As other types of retail platforms develop, the real challenge faced in the retail industry is going to be product differentiation as the product selection may stagnate. Amazon drives over half of the retail click traffic. Google clicks tend to stop after the second page. Consumers eyes are limited to the top half of the first page. Who owns the rights to what gets seen and where? How is that determined when shelves and feet no longer drive diversity of product exposure? What is a product launch? Do companies now owe both Amazon and Google a theoretical tax to even be “known”?
I am often asked how to measure how these platforms are doing with their efforts. As I consider that question, I look at balance sheets first to see how the business is behaving. Are they investing? Are they changing other behaviors? Have they reached a point where they cannot be stopped? How “easy is their sale”?
In his book, Good to Great, Jim Collins described something called the “The Flywheel Effect”. In his most recent book, Turning The Flywheel, Collins publishes Amazon’s flywheel and describes his business planning session with Amazon’s executive team in the fall of 2001.
While I don’t endorse all of Collins’ concepts, I do believe in the flywheel with one caveat. It does eventually “max out” in a business’ financial analysis (see Graph 1 below). A flywheel can’t continue to become easier and easier. It will not produce profitable revenue growth forever because it exists within an economic and a competitive environment. The business must refine its processes or it will eventually roll over a financial hill and find it difficult (if not impossible) to stop the decline. When that happens, the business will find that sales have become more difficult and expensive to obtain.
With that in mind, I believe Amazon seems to have refined their processes to the point that they can be iterated, or copied, across industry. Each new industry sets the stage for Amazon to grow and learn something new, developing new technology and another new set of data about consumer behaviors, products, companies, and countries. As that data is enmeshed with other data, Amazon is eventually able to dominate regardless of the nature of the business.
If a successful flywheel is copied, the “ease of the sale” (the force that the firm, in this case, Amazon, must PULL against to produce revenue) is lessened, improving operating income. This is only true because Amazon has so much data to mine and so much cash to use.
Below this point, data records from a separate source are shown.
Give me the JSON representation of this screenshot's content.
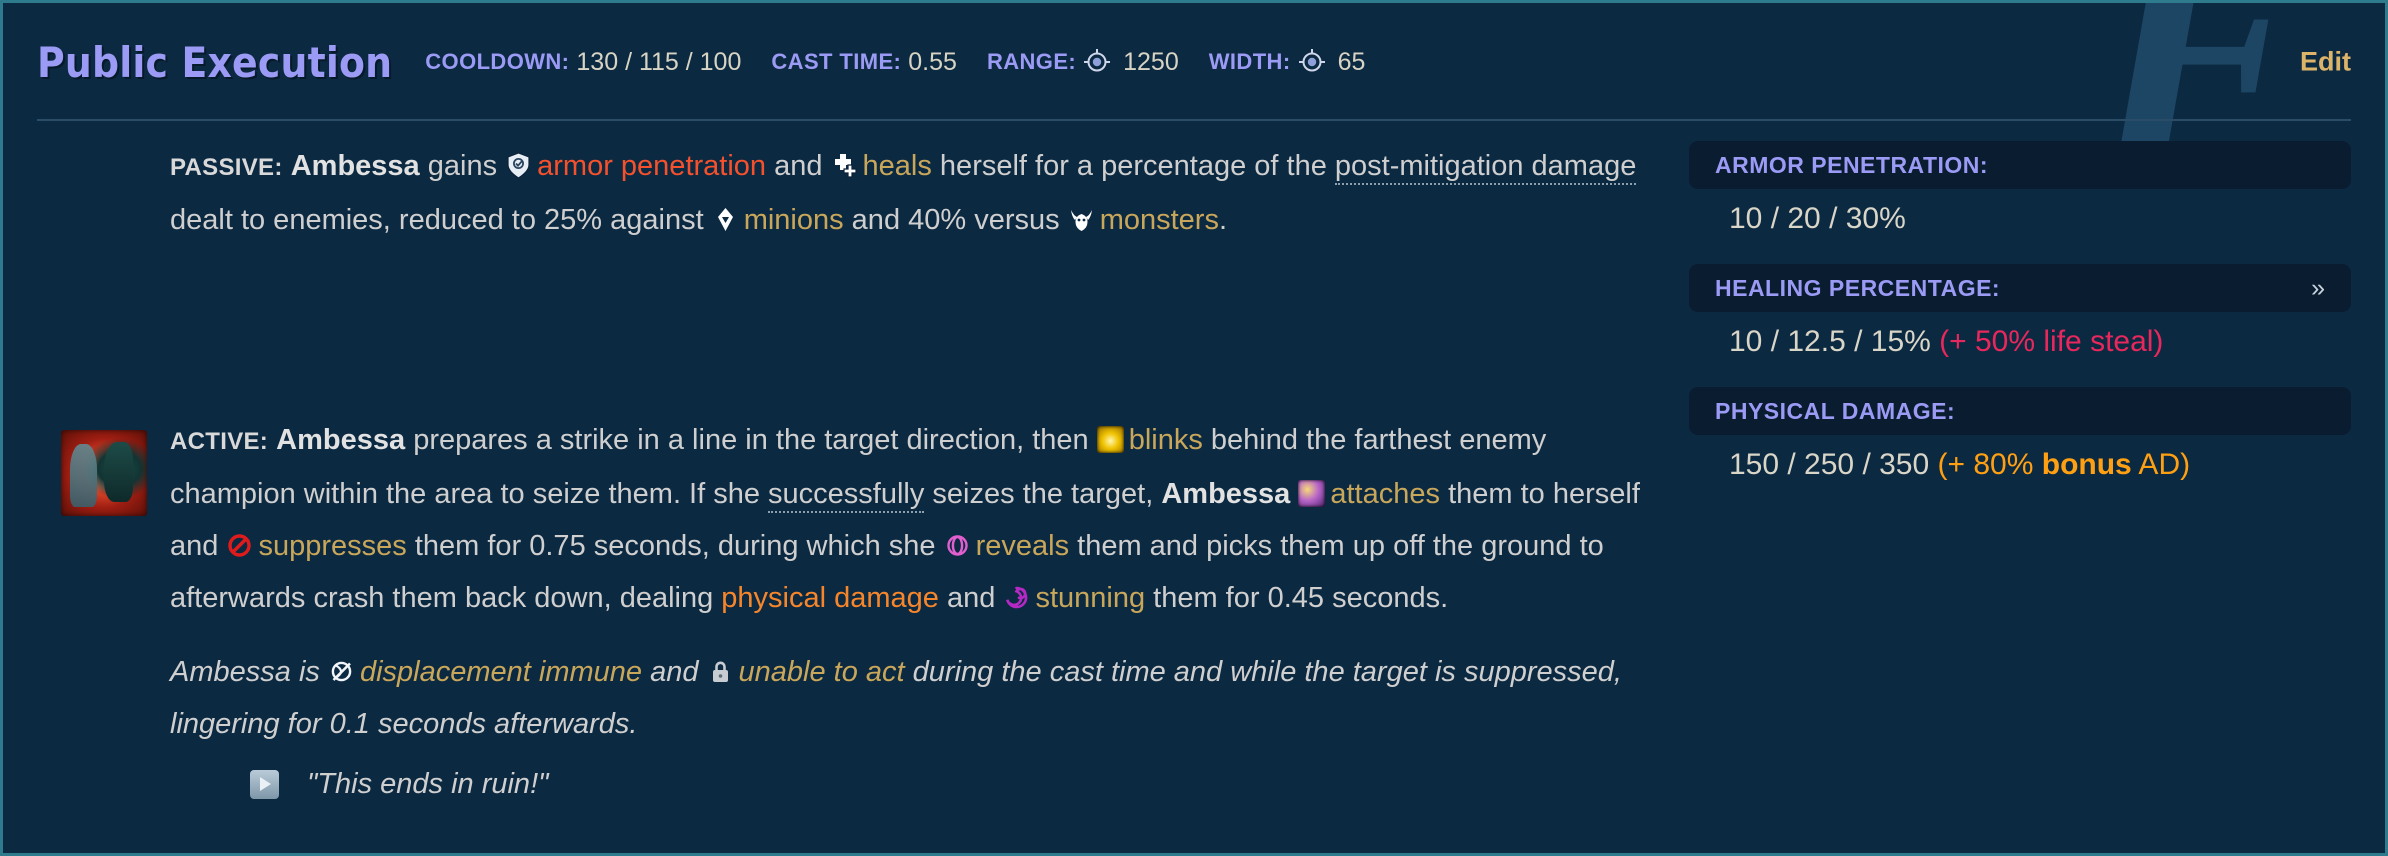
{
  "window": {
    "watermark_letter": "F",
    "edit_label": "Edit",
    "border_color": "#2d7b8c",
    "background_color": "#0c2942"
  },
  "header": {
    "ability_name": "Public Execution",
    "stats": [
      {
        "label": "COOLDOWN:",
        "value": "130 / 115 / 100",
        "icon": ""
      },
      {
        "label": "CAST TIME:",
        "value": "0.55",
        "icon": ""
      },
      {
        "label": "RANGE:",
        "value": "1250",
        "icon": "range-icon"
      },
      {
        "label": "WIDTH:",
        "value": "65",
        "icon": "range-icon"
      }
    ]
  },
  "passive": {
    "tag": "PASSIVE:",
    "champion": "Ambessa",
    "t1": " gains ",
    "kw_armor_pen": "armor penetration",
    "t2": " and ",
    "kw_heals": "heals",
    "t3": " herself for a percentage of the ",
    "dotted_post_mitigation": "post-mitigation damage",
    "t4": " dealt to enemies, reduced to 25% against ",
    "kw_minions": "minions",
    "t5": " and 40% versus ",
    "kw_monsters": "monsters",
    "t6": "."
  },
  "active": {
    "tag": "ACTIVE:",
    "champion": "Ambessa",
    "t1": " prepares a strike in a line in the target direction, then ",
    "kw_blinks": "blinks",
    "t2": " behind the farthest enemy champion within the area to seize them. If she ",
    "dotted_successfully": "successfully",
    "t3": " seizes the target, ",
    "champion2": "Ambessa",
    "t4": " ",
    "kw_attaches": "attaches",
    "t5": " them to herself and ",
    "kw_suppresses": "suppresses",
    "t6": " them for 0.75 seconds, during which she ",
    "kw_reveals": "reveals",
    "t7": " them and picks them up off the ground to afterwards crash them back down, dealing ",
    "kw_physical_damage": "physical damage",
    "t8": " and ",
    "kw_stunning": "stunning",
    "t9": " them for 0.45 seconds."
  },
  "note": {
    "champion": "Ambessa",
    "t1": " is ",
    "kw_displacement_immune": "displacement immune",
    "t2": " and ",
    "kw_unable_to_act": "unable to act",
    "t3": " during the cast time and while the target is suppressed, lingering for 0.1 seconds afterwards."
  },
  "quote": {
    "text": "\"This ends in ruin!\""
  },
  "panels": [
    {
      "title": "ARMOR PENETRATION:",
      "value": "10 / 20 / 30%",
      "extra": "",
      "extra_style": "",
      "chevron": ""
    },
    {
      "title": "HEALING PERCENTAGE:",
      "value": "10 / 12.5 / 15%",
      "extra": "(+ 50% life steal)",
      "extra_style": "pink",
      "chevron": "»"
    },
    {
      "title": "PHYSICAL DAMAGE:",
      "value": "150 / 250 / 350",
      "extra": "(+ 80% bonus AD)",
      "extra_bold_word": "bonus",
      "extra_style": "orange",
      "chevron": ""
    }
  ],
  "colors": {
    "title_purple": "#9b9bf5",
    "gold_keyword": "#c9a75a",
    "armor_pen_red": "#f4512c",
    "physical_damage_orange": "#f7862b",
    "life_steal_pink": "#e8275c",
    "bonus_ad_orange": "#ffa013",
    "edit_gold": "#dbb46a"
  }
}
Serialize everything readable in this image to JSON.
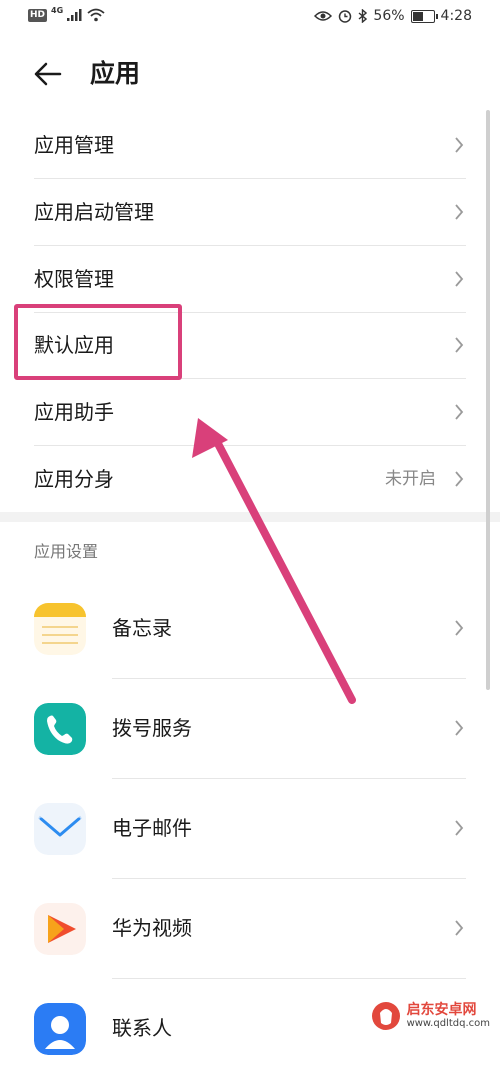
{
  "status_bar": {
    "hd": "HD",
    "network": "4G",
    "battery": "56%",
    "battery_level": 0.56,
    "time": "4:28",
    "icons": [
      "signal-icon",
      "wifi-icon",
      "eye-icon",
      "alarm-icon",
      "bluetooth-icon",
      "battery-icon"
    ]
  },
  "header": {
    "title": "应用",
    "back_icon": "arrow-left-icon"
  },
  "menu": [
    {
      "label": "应用管理",
      "value": ""
    },
    {
      "label": "应用启动管理",
      "value": ""
    },
    {
      "label": "权限管理",
      "value": ""
    },
    {
      "label": "默认应用",
      "value": ""
    },
    {
      "label": "应用助手",
      "value": ""
    },
    {
      "label": "应用分身",
      "value": "未开启"
    }
  ],
  "section": {
    "title": "应用设置"
  },
  "apps": [
    {
      "label": "备忘录",
      "icon": "notepad-icon",
      "color": "#f7c32e"
    },
    {
      "label": "拨号服务",
      "icon": "phone-icon",
      "color": "#14b3a4"
    },
    {
      "label": "电子邮件",
      "icon": "mail-icon",
      "color": "#2d8cf0"
    },
    {
      "label": "华为视频",
      "icon": "video-play-icon",
      "color": "#f04d2e"
    },
    {
      "label": "联系人",
      "icon": "contacts-icon",
      "color": "#2b7cf4"
    }
  ],
  "annotation": {
    "color": "#d9407a"
  },
  "watermark": {
    "name": "启东安卓网",
    "url": "www.qdltdq.com"
  }
}
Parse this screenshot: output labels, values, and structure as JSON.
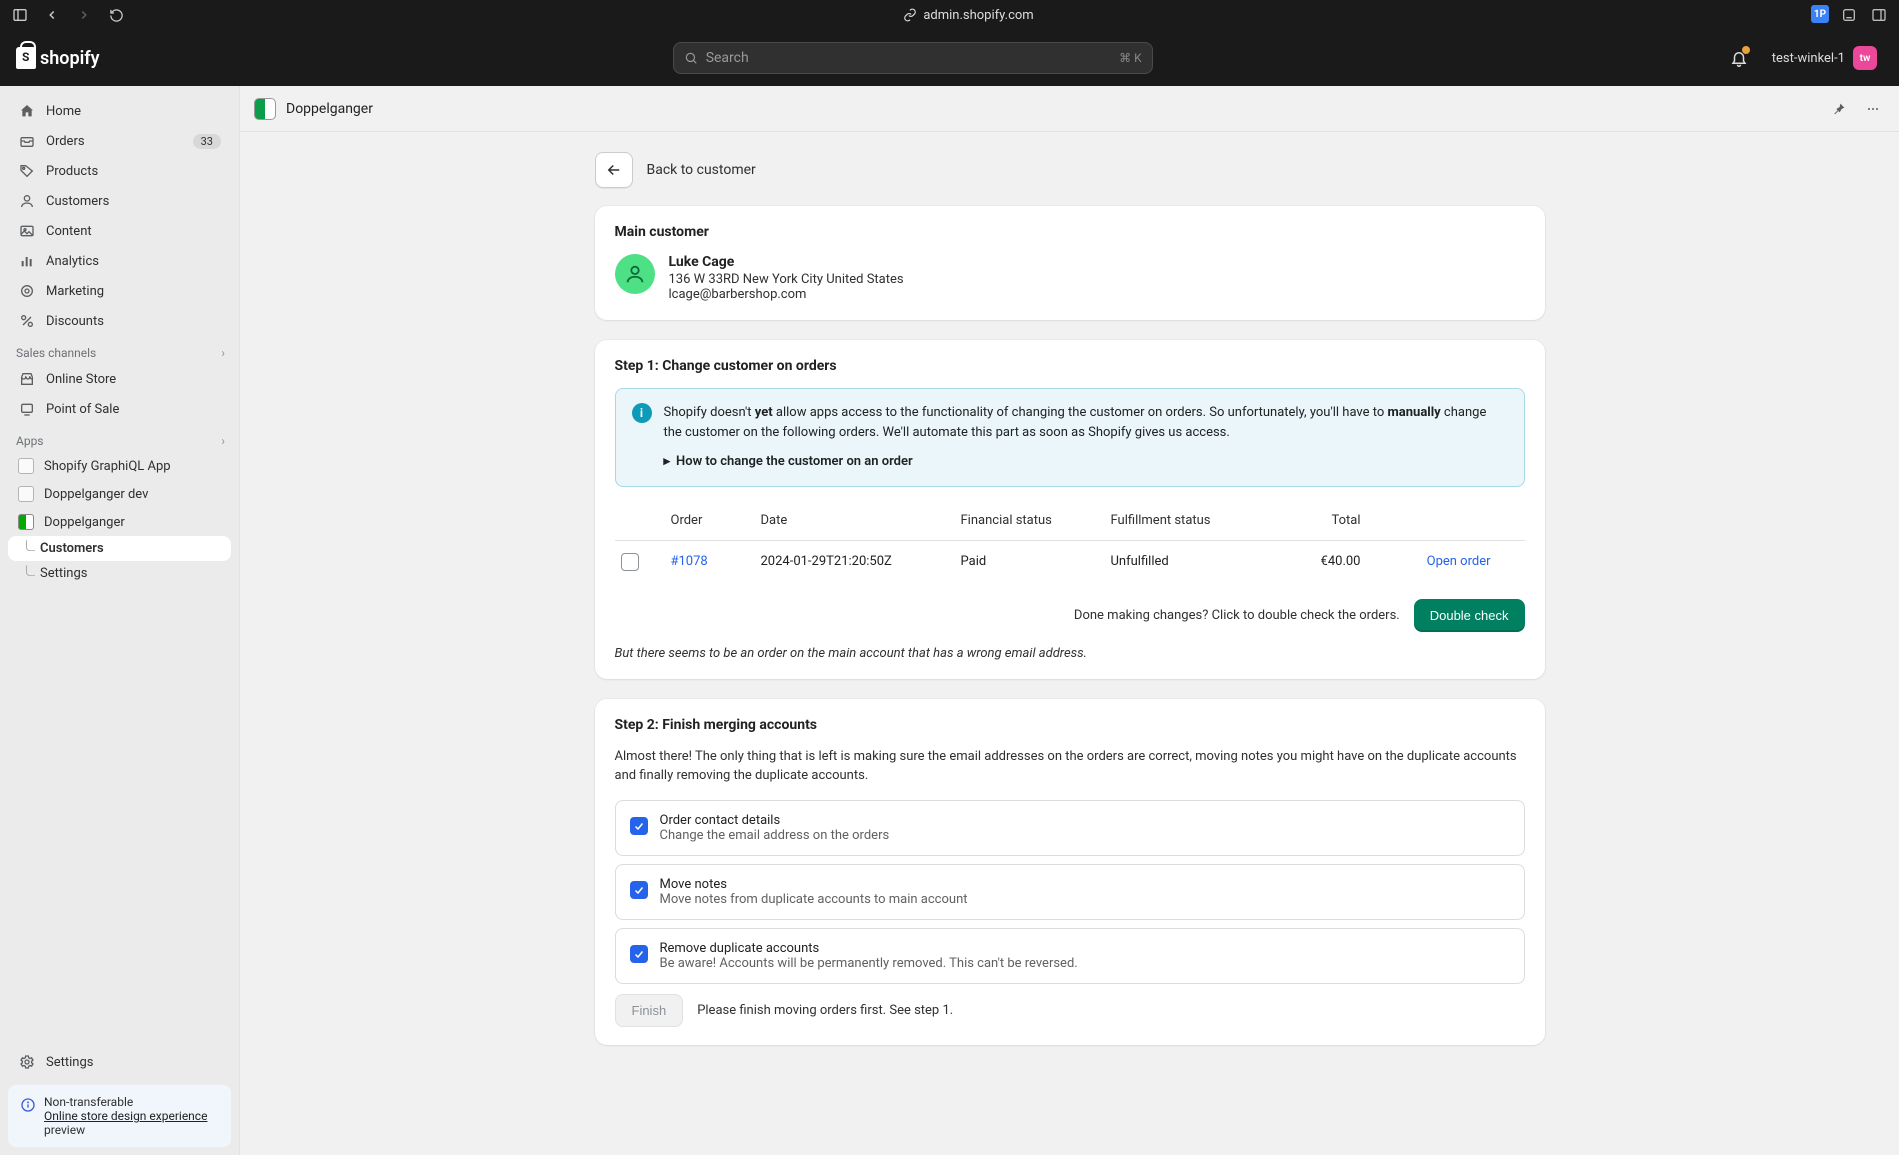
{
  "browser": {
    "url_host": "admin.shopify.com"
  },
  "topbar": {
    "brand": "shopify",
    "search_placeholder": "Search",
    "search_kbd": "⌘ K",
    "store_name": "test-winkel-1",
    "avatar_initials": "tw"
  },
  "sidebar": {
    "primary": [
      {
        "label": "Home"
      },
      {
        "label": "Orders",
        "badge": "33"
      },
      {
        "label": "Products"
      },
      {
        "label": "Customers"
      },
      {
        "label": "Content"
      },
      {
        "label": "Analytics"
      },
      {
        "label": "Marketing"
      },
      {
        "label": "Discounts"
      }
    ],
    "channels_header": "Sales channels",
    "channels": [
      {
        "label": "Online Store"
      },
      {
        "label": "Point of Sale"
      }
    ],
    "apps_header": "Apps",
    "apps": [
      {
        "label": "Shopify GraphiQL App"
      },
      {
        "label": "Doppelganger dev"
      },
      {
        "label": "Doppelganger"
      }
    ],
    "app_sub": [
      {
        "label": "Customers",
        "active": true
      },
      {
        "label": "Settings"
      }
    ],
    "settings_label": "Settings",
    "notice_line1": "Non-transferable",
    "notice_link": "Online store design experience",
    "notice_after": " preview"
  },
  "apphead": {
    "title": "Doppelganger"
  },
  "page": {
    "back_label": "Back to customer",
    "main_customer": {
      "heading": "Main customer",
      "name": "Luke Cage",
      "address": "136 W 33RD New York City United States",
      "email": "lcage@barbershop.com"
    },
    "step1": {
      "heading": "Step 1: Change customer on orders",
      "info_pre": "Shopify doesn't ",
      "info_bold1": "yet",
      "info_mid": " allow apps access to the functionality of changing the customer on orders. So unfortunately, you'll have to ",
      "info_bold2": "manually",
      "info_post": " change the customer on the following orders. We'll automate this part as soon as Shopify gives us access.",
      "how_link": "How to change the customer on an order",
      "table": {
        "headers": {
          "order": "Order",
          "date": "Date",
          "fin": "Financial status",
          "ful": "Fulfillment status",
          "total": "Total"
        },
        "rows": [
          {
            "order": "#1078",
            "date": "2024-01-29T21:20:50Z",
            "fin": "Paid",
            "ful": "Unfulfilled",
            "total": "€40.00",
            "action": "Open order"
          }
        ]
      },
      "done_text": "Done making changes? Click to double check the orders.",
      "double_check_btn": "Double check",
      "italic_note": "But there seems to be an order on the main account that has a wrong email address."
    },
    "step2": {
      "heading": "Step 2: Finish merging accounts",
      "desc": "Almost there! The only thing that is left is making sure the email addresses on the orders are correct, moving notes you might have on the duplicate accounts and finally removing the duplicate accounts.",
      "options": [
        {
          "title": "Order contact details",
          "desc": "Change the email address on the orders"
        },
        {
          "title": "Move notes",
          "desc": "Move notes from duplicate accounts to main account"
        },
        {
          "title": "Remove duplicate accounts",
          "desc": "Be aware! Accounts will be permanently removed. This can't be reversed."
        }
      ],
      "finish_btn": "Finish",
      "finish_hint": "Please finish moving orders first. See step 1."
    }
  }
}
If you’re interested, you can measure and track how effective a public company is implementing a “flywheel” concept by looking at the firm’s operating income.
If we look at this graph another way, just ask yourself, “How easy would it be to slow down or stop this company?” As operating income flattens or slopes down, it shows the firm having to work harder to produce top line revenue and profitable net income. As operating income shows a steeper slope up, it shows a deep wealth of revenue that can be tapped to fund growth. Downward sloping lines indicate investment or unhealthy companies.
Now let’s take all of this back to Whole Foods. Over the last few years, I’ve written three articles about Amazon purchasing Whole Foods and why that mattered to the natural products industry. Just prior to the purchase of Whole Foods, a small-format, inexpensive grocery store had been proposed by Whole Foods that was designed to compete with Trader Joes.
My theory was that Amazon would scale grocery across the United States as a small format grocery store using a private label grocery strategy. I believed Amazon bought Whole Foods for the formulas. This is, indeed, the playbook.
- On March 1, 2019, The Wall Street Journal ran this headline: Amazon to Launch New Grocery-Store Business.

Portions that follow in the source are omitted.